The retina display is what keeps my head turning toward the new 15 inch flagship of Apple's laptop line. Before the end of the month I'll visit the Apple Store at Bridgeport Village, south of Portland, and see how much Wow! I feel from the retina display. It'll have to be quite a bit to overcome my current feeling that getting another basic MacBook Pro is the way I should go.
Then there's the Wired post about the Retina machine: "The New MacBook Pro: Unfixable, Unhackable, Untenable." Kyle Weins is not at all happy with Apple after he and his FixIt team tore a Retina MacBook Pro down.

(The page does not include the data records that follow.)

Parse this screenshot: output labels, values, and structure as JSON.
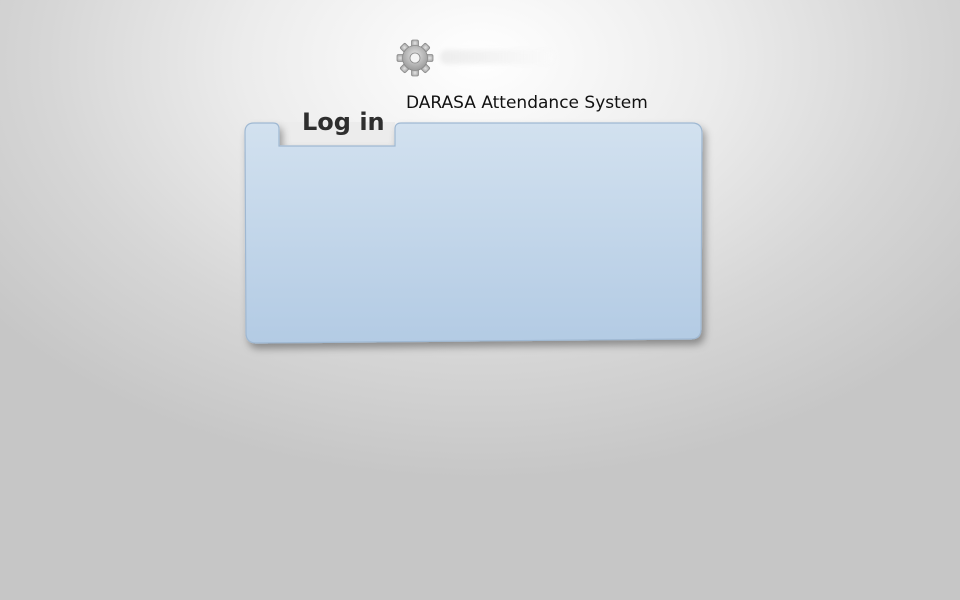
{
  "app": {
    "title": "DARASA Attendance System",
    "logo_icon": "gear-icon"
  },
  "login_panel": {
    "tab_label": "Log in"
  },
  "colors": {
    "panel_top": "#d2e1ef",
    "panel_bottom": "#b3cbe4",
    "panel_border": "#9fb8d2",
    "tab_background": "#ececec"
  }
}
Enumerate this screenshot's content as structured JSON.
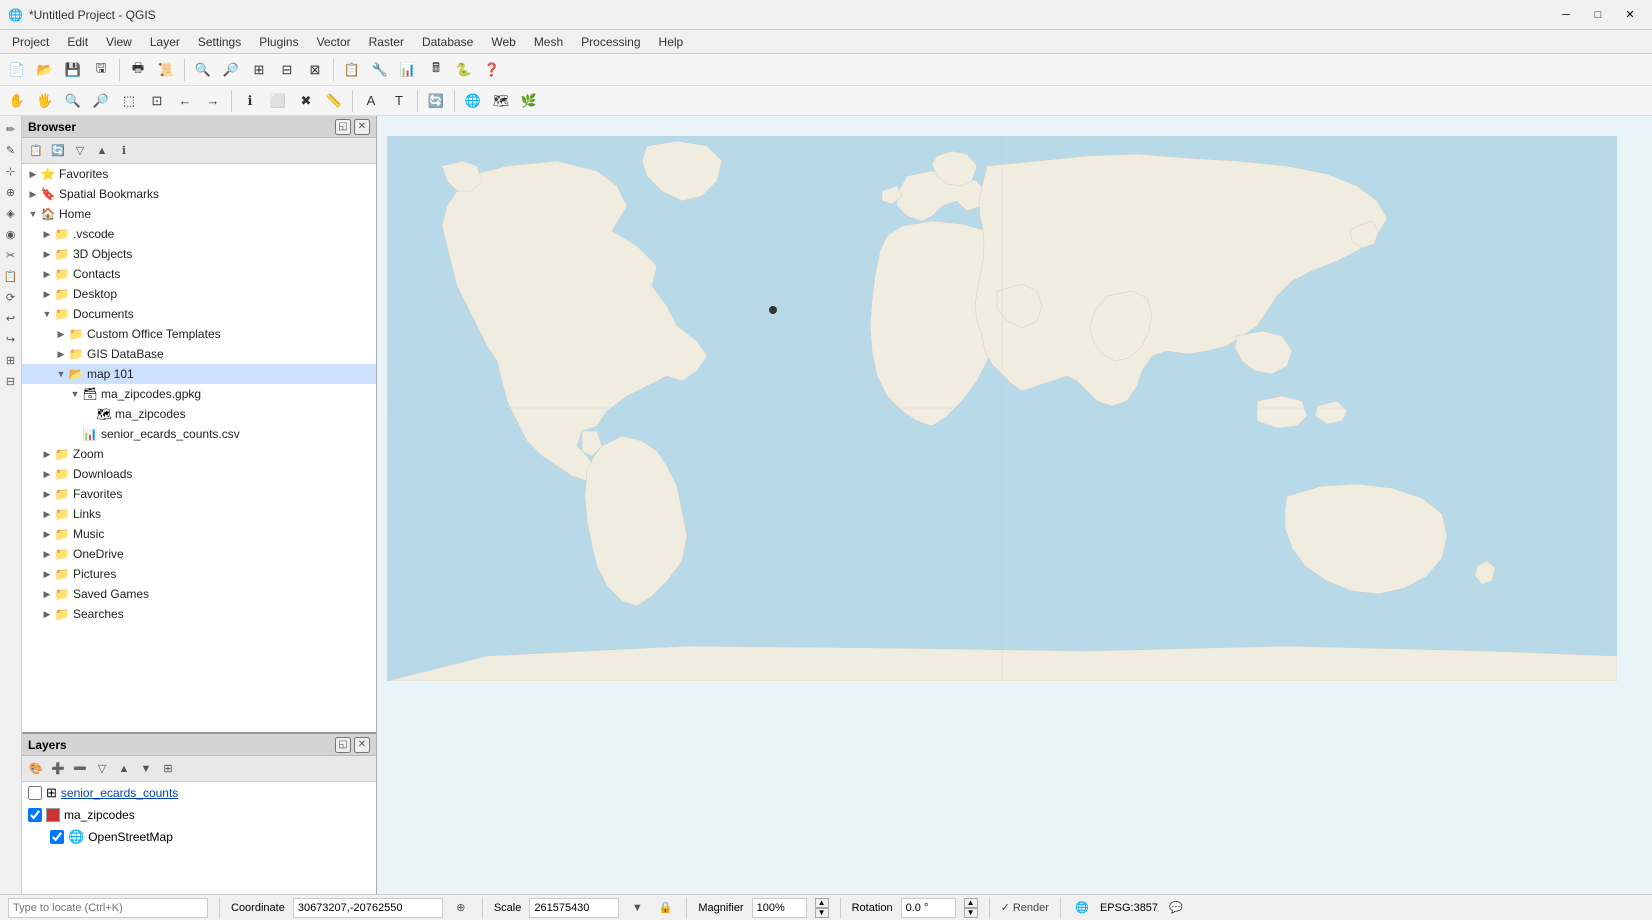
{
  "titlebar": {
    "title": "*Untitled Project - QGIS",
    "icon": "🌐",
    "minimize_label": "─",
    "maximize_label": "□",
    "close_label": "✕"
  },
  "menubar": {
    "items": [
      {
        "id": "menu-project",
        "label": "Project"
      },
      {
        "id": "menu-edit",
        "label": "Edit"
      },
      {
        "id": "menu-view",
        "label": "View"
      },
      {
        "id": "menu-layer",
        "label": "Layer"
      },
      {
        "id": "menu-settings",
        "label": "Settings"
      },
      {
        "id": "menu-plugins",
        "label": "Plugins"
      },
      {
        "id": "menu-vector",
        "label": "Vector"
      },
      {
        "id": "menu-raster",
        "label": "Raster"
      },
      {
        "id": "menu-database",
        "label": "Database"
      },
      {
        "id": "menu-web",
        "label": "Web"
      },
      {
        "id": "menu-mesh",
        "label": "Mesh"
      },
      {
        "id": "menu-processing",
        "label": "Processing"
      },
      {
        "id": "menu-help",
        "label": "Help"
      }
    ]
  },
  "toolbar1": {
    "buttons": [
      {
        "id": "tb-new",
        "icon": "📄",
        "label": "New"
      },
      {
        "id": "tb-open",
        "icon": "📂",
        "label": "Open"
      },
      {
        "id": "tb-save",
        "icon": "💾",
        "label": "Save"
      },
      {
        "id": "tb-save-as",
        "icon": "🖫",
        "label": "Save As"
      },
      {
        "id": "tb-print",
        "icon": "🖶",
        "label": "Print"
      }
    ]
  },
  "browser": {
    "title": "Browser",
    "toolbar_buttons": [
      {
        "id": "br-add",
        "icon": "📋",
        "label": "Add"
      },
      {
        "id": "br-refresh",
        "icon": "🔄",
        "label": "Refresh"
      },
      {
        "id": "br-filter",
        "icon": "🔽",
        "label": "Filter"
      },
      {
        "id": "br-collapse",
        "icon": "▲",
        "label": "Collapse"
      },
      {
        "id": "br-info",
        "icon": "ℹ",
        "label": "Info"
      }
    ],
    "tree": [
      {
        "id": "node-favorites",
        "label": "Favorites",
        "icon": "⭐",
        "level": 0,
        "expanded": false,
        "arrow": "▶"
      },
      {
        "id": "node-bookmarks",
        "label": "Spatial Bookmarks",
        "icon": "🔖",
        "level": 0,
        "expanded": false,
        "arrow": "▶"
      },
      {
        "id": "node-home",
        "label": "Home",
        "icon": "🏠",
        "level": 0,
        "expanded": true,
        "arrow": "▼"
      },
      {
        "id": "node-vscode",
        "label": ".vscode",
        "icon": "📁",
        "level": 1,
        "expanded": false,
        "arrow": "▶"
      },
      {
        "id": "node-3d",
        "label": "3D Objects",
        "icon": "📁",
        "level": 1,
        "expanded": false,
        "arrow": "▶"
      },
      {
        "id": "node-contacts",
        "label": "Contacts",
        "icon": "📁",
        "level": 1,
        "expanded": false,
        "arrow": "▶"
      },
      {
        "id": "node-desktop",
        "label": "Desktop",
        "icon": "📁",
        "level": 1,
        "expanded": false,
        "arrow": "▶"
      },
      {
        "id": "node-documents",
        "label": "Documents",
        "icon": "📁",
        "level": 1,
        "expanded": true,
        "arrow": "▼"
      },
      {
        "id": "node-custom-office",
        "label": "Custom Office Templates",
        "icon": "📁",
        "level": 2,
        "expanded": false,
        "arrow": "▶"
      },
      {
        "id": "node-gis",
        "label": "GIS DataBase",
        "icon": "📁",
        "level": 2,
        "expanded": false,
        "arrow": "▶"
      },
      {
        "id": "node-map101",
        "label": "map 101",
        "icon": "📂",
        "level": 2,
        "expanded": true,
        "arrow": "▼",
        "selected": true
      },
      {
        "id": "node-gpkg",
        "label": "ma_zipcodes.gpkg",
        "icon": "🗃",
        "level": 3,
        "expanded": true,
        "arrow": "▼"
      },
      {
        "id": "node-mazip",
        "label": "ma_zipcodes",
        "icon": "🗺",
        "level": 4,
        "expanded": false,
        "arrow": ""
      },
      {
        "id": "node-csv",
        "label": "senior_ecards_counts.csv",
        "icon": "📊",
        "level": 3,
        "expanded": false,
        "arrow": ""
      },
      {
        "id": "node-zoom",
        "label": "Zoom",
        "icon": "📁",
        "level": 1,
        "expanded": false,
        "arrow": "▶"
      },
      {
        "id": "node-downloads",
        "label": "Downloads",
        "icon": "📁",
        "level": 1,
        "expanded": false,
        "arrow": "▶"
      },
      {
        "id": "node-favorites2",
        "label": "Favorites",
        "icon": "📁",
        "level": 1,
        "expanded": false,
        "arrow": "▶"
      },
      {
        "id": "node-links",
        "label": "Links",
        "icon": "📁",
        "level": 1,
        "expanded": false,
        "arrow": "▶"
      },
      {
        "id": "node-music",
        "label": "Music",
        "icon": "📁",
        "level": 1,
        "expanded": false,
        "arrow": "▶"
      },
      {
        "id": "node-onedrive",
        "label": "OneDrive",
        "icon": "📁",
        "level": 1,
        "expanded": false,
        "arrow": "▶"
      },
      {
        "id": "node-pictures",
        "label": "Pictures",
        "icon": "📁",
        "level": 1,
        "expanded": false,
        "arrow": "▶"
      },
      {
        "id": "node-savedgames",
        "label": "Saved Games",
        "icon": "📁",
        "level": 1,
        "expanded": false,
        "arrow": "▶"
      },
      {
        "id": "node-searches",
        "label": "Searches",
        "icon": "📁",
        "level": 1,
        "expanded": false,
        "arrow": "▶"
      }
    ]
  },
  "layers": {
    "title": "Layers",
    "items": [
      {
        "id": "layer-senior",
        "label": "senior_ecards_counts",
        "type": "table",
        "visible": false,
        "color": null,
        "underline": true
      },
      {
        "id": "layer-mazip",
        "label": "ma_zipcodes",
        "type": "polygon",
        "visible": true,
        "color": "#cc3333"
      },
      {
        "id": "layer-osm",
        "label": "OpenStreetMap",
        "type": "raster",
        "visible": true,
        "color": null,
        "indent": true
      }
    ]
  },
  "statusbar": {
    "coordinate_label": "Coordinate",
    "coordinate_value": "30673207,-20762550",
    "scale_label": "Scale",
    "scale_value": "261575430",
    "magnifier_label": "Magnifier",
    "magnifier_value": "100%",
    "rotation_label": "Rotation",
    "rotation_value": "0.0 °",
    "render_label": "✓ Render",
    "epsg_label": "EPSG:3857",
    "message_icon": "💬"
  },
  "locatebar": {
    "placeholder": "Type to locate (Ctrl+K)"
  }
}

The Retina MacBook is the least repairable laptop we’ve ever taken apart: Unlike the previous model, the display is fused to the glass, which means replacing the LCD requires buying an expensive display assembly. The RAM is now soldered to the logic board — making future memory upgrades impossible. And the battery is glued to the case, requiring customers to mail their laptop to Apple every so often for a $200 replacement.
He goes on to say:
The design pattern has serious consequences not only for consumers and the environment, but also for the tech industry as a whole.
...Once again, with another product announcement, Apple has presented the market with a choice. They have two professional laptops: one that is serviceable and upgradeable [the basic MacBook Pro], and one that is not [the Retina MacBook Pro].
They’re not exactly equivalent products — one is less expensive and supports expandable storage, and the other has a cutting-edge display, fixed storage capacity, and a premium price tag — but they don’t have the same name just to cause confusion. Rather, Apple is asking users to define the future of the MacBook Pro.
Weins argues that if people keep buying Apple products that are impossible or at least highly expensive to repair, and can't be upgraded after being purchased, we're going to keep getting more of the same. Another reason to keep me leaning toward replacing my basic MacBook Pro with... a refreshed basic MacBook Pro.
We have consistently voted for hardware that’s thinner rather than upgradeable. But we have to draw a line in the sand somewhere. Our purchasing decisions are telling Apple that we’re happy to buy computers and watch them die on schedule. When we choose a short-lived laptop over a more robust model that’s a quarter of an inch thicker, what does that say about our values?
Every time we buy a locked down product containing a non-replaceable battery with a finite cycle count, we’re voicing our opinion on how long our things should last. But is it an informed decision? When you buy something, how often do you really step back and ask how long it should last? If we want long-lasting products that retain their value, we have to support products that do so.
Today, we choose. If we choose the Retina display over the existing MacBook Pro, the next generation of Mac laptops will likely be less repairable still. When that happens, we won’t be able to blame Apple. We’ll have to blame ourselves.